Docstrings are the foundation of code documentation. Well-written docstrings allow others (and future you) to understand what functions do without reading the implementation.

### Your Task

Create a drug discovery pipeline function with comprehensive documentation:
1. Use Google-style docstrings (Args, Returns, Raises, Example)
2. Include type hints
3. Create a function to extract and display docstrings

**Verification**: You should see well-formatted docstrings and the function should process molecules correctly.

In [None]:
# Your code here



---

## Guided Inquiry 3: Creating a README for Your Pipeline

### Background

A README is the first thing people see when they visit your repository.
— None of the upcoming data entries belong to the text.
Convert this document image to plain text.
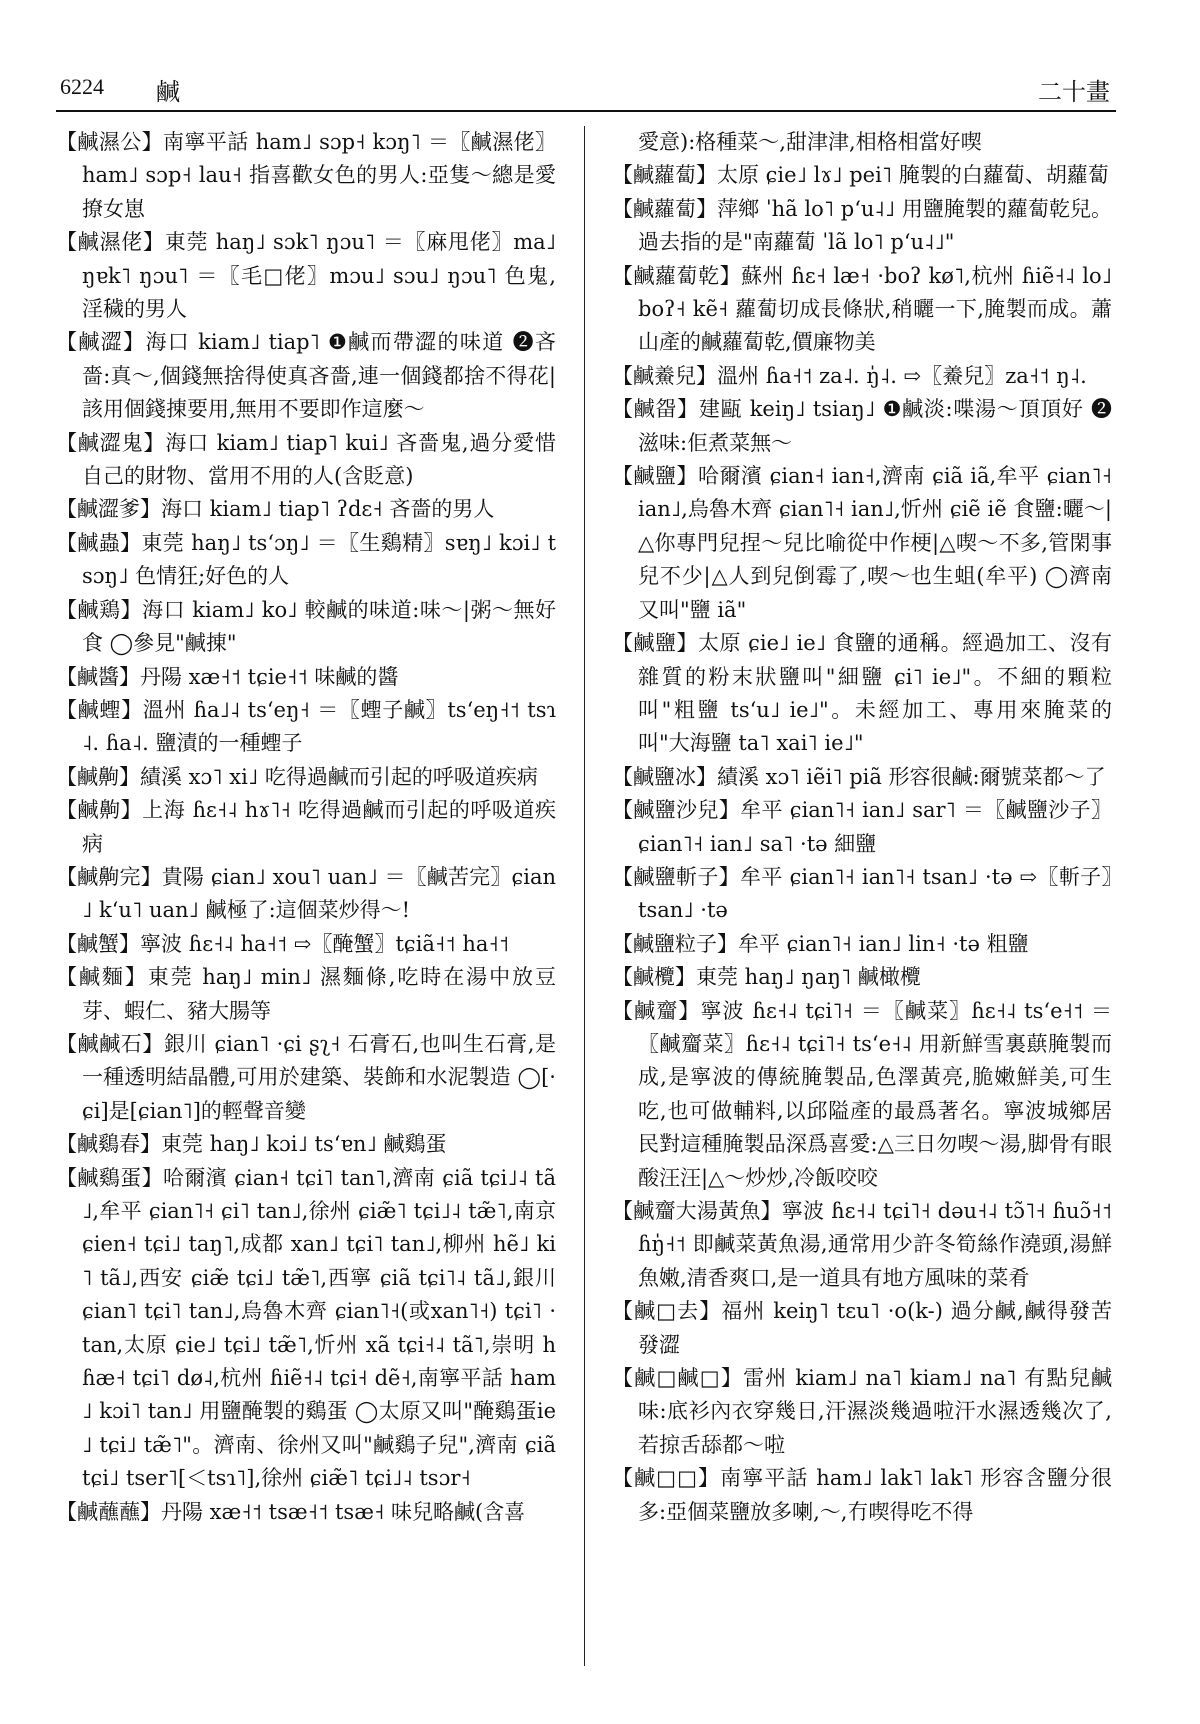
6224 鹹	二十畫

【鹹濕公】南寧平話 ham˩ sɔp˧ kɔŋ˥ ＝〖鹹濕佬〗ham˩ sɔp˧ lau˧ 指喜歡女色的男人:亞隻～總是愛撩女崽

【鹹濕佬】東莞 haŋ˩ sɔk˥ ŋɔu˥ ＝〖麻甩佬〗ma˩ ŋɐk˥ ŋɔu˥ ＝〖毛□佬〗mɔu˩ sɔu˩ ŋɔu˥ 色鬼,淫穢的男人

【鹹澀】海口 kiam˩ tiap˥ ❶鹹而帶澀的味道 ❷吝嗇:真～,個錢無捨得使真吝嗇,連一個錢都捨不得花|該用個錢㨂要用,無用不要即作這麼～

【鹹澀鬼】海口 kiam˩ tiap˥ kui˩ 吝嗇鬼,過分愛惜自己的財物、當用不用的人(含貶意)

【鹹澀爹】海口 kiam˩ tiap˥ ʔdɛ˧ 吝嗇的男人

【鹹蟲】東莞 haŋ˩ tsʻɔŋ˩ ＝〖生鷄精〗sɐŋ˩ kɔi˩ tsɔŋ˩ 色情狂;好色的人

【鹹鶏】海口 kiam˩ ko˩ 較鹹的味道:味～|粥～無好食 ◯參見"鹹㨂"

【鹹醬】丹陽 xæ˧˦ tɕie˧˦ 味鹹的醬

【鹹蟶】溫州 ɦa˩˨ tsʻeŋ˧ ＝〖蟶子鹹〗tsʻeŋ˧˦ tsɿ˨. ɦa˨. 鹽漬的一種蟶子

【鹹齁】績溪 xɔ˥ xi˩ 吃得過鹹而引起的呼吸道疾病

【鹹齁】上海 ɦɛ˧˨ hɤ˥˧ 吃得過鹹而引起的呼吸道疾病

【鹹齁完】貴陽 ɕian˩ xou˥ uan˩ ＝〖鹹苦完〗ɕian˩ kʻu˥ uan˩ 鹹極了:這個菜炒得～!

【鹹蟹】寧波 ɦɛ˧˨ ha˧˦ ⇨〖醃蟹〗tɕiã˧˦ ha˧˦

【鹹麵】東莞 haŋ˩ min˩ 濕麵條,吃時在湯中放豆芽、蝦仁、豬大腸等

【鹹鹹石】銀川 ɕian˥ ·ɕi ʂʅ˧ 石膏石,也叫生石膏,是一種透明結晶體,可用於建築、裝飾和水泥製造 ◯[·ɕi]是[ɕian˥]的輕聲音變

【鹹鷄春】東莞 haŋ˩ kɔi˩ tsʻɐn˩ 鹹鷄蛋

【鹹鷄蛋】哈爾濱 ɕian˧ tɕi˥ tan˥,濟南 ɕiã tɕi˩˨ tã˩,牟平 ɕian˥˧ ɕi˥ tan˩,徐州 ɕiæ̃˥ tɕi˩˨ tæ̃˥,南京 ɕien˧ tɕi˩ taŋ˥,成都 xan˩ tɕi˥ tan˩,柳州 hẽ˩ ki˥ tã˩,西安 ɕiæ̃ tɕi˩ tæ̃˥,西寧 ɕiã tɕi˥˨ tã˩,銀川 ɕian˥ tɕi˥ tan˩,烏魯木齊 ɕian˥˧(或xan˥˧) tɕi˥ ·tan,太原 ɕie˩ tɕi˩ tæ̃˥,忻州 xã tɕi˧˨ tã˥,崇明 hɦæ˧ tɕi˥ dø˨,杭州 ɦiẽ˧˨ tɕi˧ dẽ˧,南寧平話 ham˩ kɔi˥ tan˩ 用鹽醃製的鷄蛋 ◯太原又叫"醃鷄蛋ie˩ tɕi˩ tæ̃˥"。濟南、徐州又叫"鹹鷄子兒",濟南 ɕiã tɕi˩ tser˥[＜tsɿ˥],徐州 ɕiæ̃˥ tɕi˩˨ tsɔr˧

【鹹蘸蘸】丹陽 xæ˧˦ tsæ˧˦ tsæ˧ 味兒略鹹(含喜

愛意):格種菜～,甜津津,相格相當好喫

【鹹蘿蔔】太原 ɕie˩ lɤ˩ pei˥ 腌製的白蘿蔔、胡蘿蔔

【鹹蘿蔔】萍鄉 ˈhã lo˥ pʻu˨˩ 用鹽腌製的蘿蔔乾兒。過去指的是"南蘿蔔 ˈlã lo˥ pʻu˨˩"

【鹹蘿蔔乾】蘇州 ɦɛ˧ læ˧ ·boʔ kø˥,杭州 ɦiẽ˧˨ lo˩ boʔ˧ kẽ˧ 蘿蔔切成長條狀,稍曬一下,腌製而成。蕭山產的鹹蘿蔔乾,價廉物美

【鹹鯗兒】溫州 ɦa˧˦ za˨. ŋ̍˨. ⇨〖鯗兒〗za˧˦ ŋ˨.

【鹹㽜】建甌 keiŋ˩ tsiaŋ˩ ❶鹹淡:喋湯～頂頂好 ❷滋味:佢煮菜無～

【鹹鹽】哈爾濱 ɕian˧ ian˧,濟南 ɕiã iã,牟平 ɕian˥˧ ian˩,烏魯木齊 ɕian˥˧ ian˩,忻州 ɕiẽ iẽ 食鹽:曬～|△你專門兒捏～兒比喻從中作梗|△喫～不多,管閑事兒不少|△人到兒倒霉了,喫～也生蛆(牟平) ◯濟南又叫"鹽 iã"

【鹹鹽】太原 ɕie˩ ie˩ 食鹽的通稱。經過加工、沒有雜質的粉末狀鹽叫"細鹽 ɕi˥ ie˩"。不細的顆粒叫"粗鹽 tsʻu˩ ie˩"。未經加工、專用來腌菜的叫"大海鹽 ta˥ xai˥ ie˩"

【鹹鹽冰】績溪 xɔ˥ iẽi˥ piã 形容很鹹:爾號菜都～了

【鹹鹽沙兒】牟平 ɕian˥˧ ian˩ sar˥ ＝〖鹹鹽沙子〗ɕian˥˧ ian˩ sa˥ ·tə 細鹽

【鹹鹽斬子】牟平 ɕian˥˧ ian˥˧ tsan˩ ·tə ⇨〖斬子〗tsan˩ ·tə

【鹹鹽粒子】牟平 ɕian˥˧ ian˩ lin˧ ·tə 粗鹽

【鹹欖】東莞 haŋ˩ ŋaŋ˥ 鹹橄欖

【鹹齏】寧波 ɦɛ˧˨ tɕi˥˧ ＝〖鹹菜〗ɦɛ˧˨ tsʻe˧˦ ＝〖鹹齏菜〗ɦɛ˧˨ tɕi˥˧ tsʻe˧˨ 用新鮮雪裏蕻腌製而成,是寧波的傳統腌製品,色澤黃亮,脆嫩鮮美,可生吃,也可做輔料,以邱隘產的最爲著名。寧波城鄉居民對這種腌製品深爲喜愛:△三日勿喫～湯,脚骨有眼酸汪汪|△～炒炒,冷飯咬咬

【鹹齏大湯黃魚】寧波 ɦɛ˧˨ tɕi˥˧ dəu˧˨ tɔ̃˥˧ ɦuɔ̃˧˦ ɦŋ̍˧˦ 即鹹菜黃魚湯,通常用少許冬筍絲作澆頭,湯鮮魚嫩,清香爽口,是一道具有地方風味的菜肴

【鹹□去】福州 keiŋ˥ tɛu˥ ·o(k-) 過分鹹,鹹得發苦發澀

【鹹□鹹□】雷州 kiam˩ na˥ kiam˩ na˥ 有點兒鹹味:底衫內衣穿幾日,汗濕淡幾過啦汗水濕透幾次了,若掠舌舔都～啦

【鹹□□】南寧平話 ham˩ lak˥ lak˥ 形容含鹽分很多:亞個菜鹽放多喇,～,冇喫得吃不得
It should provide a complete overview of your project and clear instructions for getting started.

### Your Task

Create a function that generates a comprehensive README.md for your drug discovery pipeline:
1. Project title and description
2. Installation instructions
3. Usage examples
4. Data sources with proper attribution
5. License information

**Verification**: You should see a well-structured markdown README template.

In [None]:
# Your code here



---

## Guided Inquiry 4: Writing a Methods Section

### Background

A well-written methods section enables others to reproduce your computational experiments. It should be detailed enough for an expert to follow, while remaining concise.

### Your Task

Create a function that generates a publication-quality methods section:
1. Include all software versions
2. Describe data sources with identifiers
3. Detail computational parameters
4. Reference original tool publications

**Verification**: You should see a methods section suitable for a journal submission.

In [None]:
# Your code here



---

## Guided Inquiry 5: Automated Documentation Generation

### Background

Modern projects use automated documentation tools to generate documentation from code. This ensures documentation stays in sync with the code and reduces maintenance burden.

### Your Task

Create a documentation generator that:
1. Extracts docstrings from a module/class
2. Generates markdown documentation
3. Creates an API reference page

**Verification**: You should see auto-generated documentation for a sample pipeline class.

In [None]:
# Your code here



---

## Guided Inquiry 6: Creating a Complete Documentation Package

### Background

A complete documentation package brings together all components: README, requirements, methods, and API docs into a coherent structure.

### Your Task

Create a function that generates a complete documentation package:
1. README.md
2. requirements.txt
3. METHODS.md
4. CHANGELOG.md template
5. LICENSE file

**Verification**: You should see all documentation files generated with appropriate content.

In [None]:
# Your code here



---

## Checkpoint

By now, you should have:

1. **Created environment files** - requirements.txt with exact versions
2. **Written comprehensive docstrings** - Google-style with Args, Returns, Example
3. **Generated a README** - Complete project overview with installation and usage
4. **Drafted a methods section** - Publication-ready with citations
5. **Built API documentation** - Automatically generated from code
6. **Assembled a documentation package** - All files needed for sharing

### Self-Assessment

Can you answer these questions?

1. Why do we pin exact package versions in requirements.txt?
2. What are the essential sections of a Google-style docstring?
3. What database identifiers should be included in methods sections?
4. Why is a LICENSE file important for open source projects?

---

## Reflection Questions

Consider these questions for your lab notebook:

1. **Reproducibility**: What additional information would you need to reproduce someone else's computational study?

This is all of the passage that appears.